Similarly, British Muslims continue being ‘otherised’ during the pandemic, with concerns being raised that right-wing voices in the UK are fuelling Islamophobia after Daily Mail commentator, Andrew Pearce suggested that there would be a “spike” in coronavirus cases during Ramadan. Pearce tweeted, “If families gather for holy month of Ramadan will there be a huge spike in Covid cases. Doctors are very worried”.
Meanwhile, international conspiracies connecting Muslims to the spread of the coronavirus continue to abound. The UK is not immune to these conspiracies, with counter-terrorism police recently investigating far-right groups accused of “trying to use the coronavirus crisis to stoke anti-Muslim sentiment”.

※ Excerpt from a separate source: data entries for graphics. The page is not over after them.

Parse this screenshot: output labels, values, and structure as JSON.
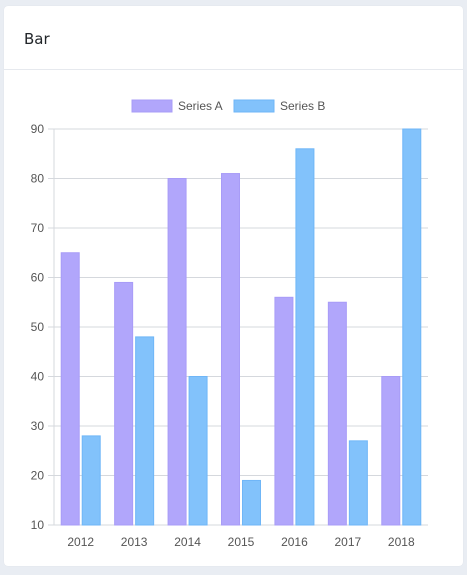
{
  "card": {
    "title": "Bar"
  },
  "colors": {
    "series_a_fill": "#b1a6fb",
    "series_a_stroke": "#a89cf7",
    "series_b_fill": "#82c2fb",
    "series_b_stroke": "#6fb6f7",
    "grid": "#d5d8dd",
    "axis_text": "#555555"
  },
  "chart_data": {
    "type": "bar",
    "categories": [
      "2012",
      "2013",
      "2014",
      "2015",
      "2016",
      "2017",
      "2018"
    ],
    "series": [
      {
        "name": "Series A",
        "values": [
          65,
          59,
          80,
          81,
          56,
          55,
          40
        ]
      },
      {
        "name": "Series B",
        "values": [
          28,
          48,
          40,
          19,
          86,
          27,
          90
        ]
      }
    ],
    "ylim": [
      10,
      90
    ],
    "yticks": [
      10,
      20,
      30,
      40,
      50,
      60,
      70,
      80,
      90
    ],
    "grid": true,
    "legend": "top-center"
  }
}
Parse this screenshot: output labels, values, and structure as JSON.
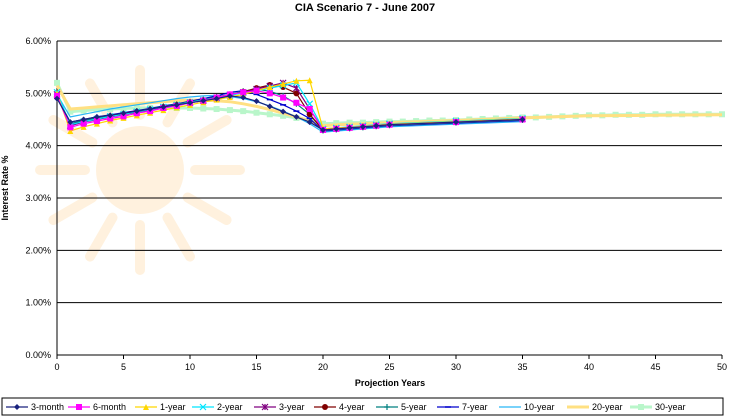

These groups have been fuelled by prominent far-right personalities, including Katie Hopkins who suggested that the UK police should follow the example of India in deploying violence against Muslims during lockdown. Likewise, Tommy Robinson shared a video allegedly showing British Muslims attending prayers at a “secret mosque”. According to the Guardian, the West Midlands police subsequently dismissed these claims.
As Lynn Dobbs of the Guardian stated yesterday; “Coronavirus might not discriminate, but our society does. Whether it’s the fact that the workers propping up our lockdown lives tend to be poorer, or the higher numbers of black, Asian and minority ethnic people dying from coronavirus, this crisis is shedding light on the fault lines in our society.” We cannot allow racial abuse and prejudice to exacerbate these existing structural inequalities that make minority communities vulnerable to the impacts of the current pandemic. This is a time for cohesion and solidarity. Those who promote only division contribute to lasting societal impacts that are perhaps equally as dangerous as the virus itself.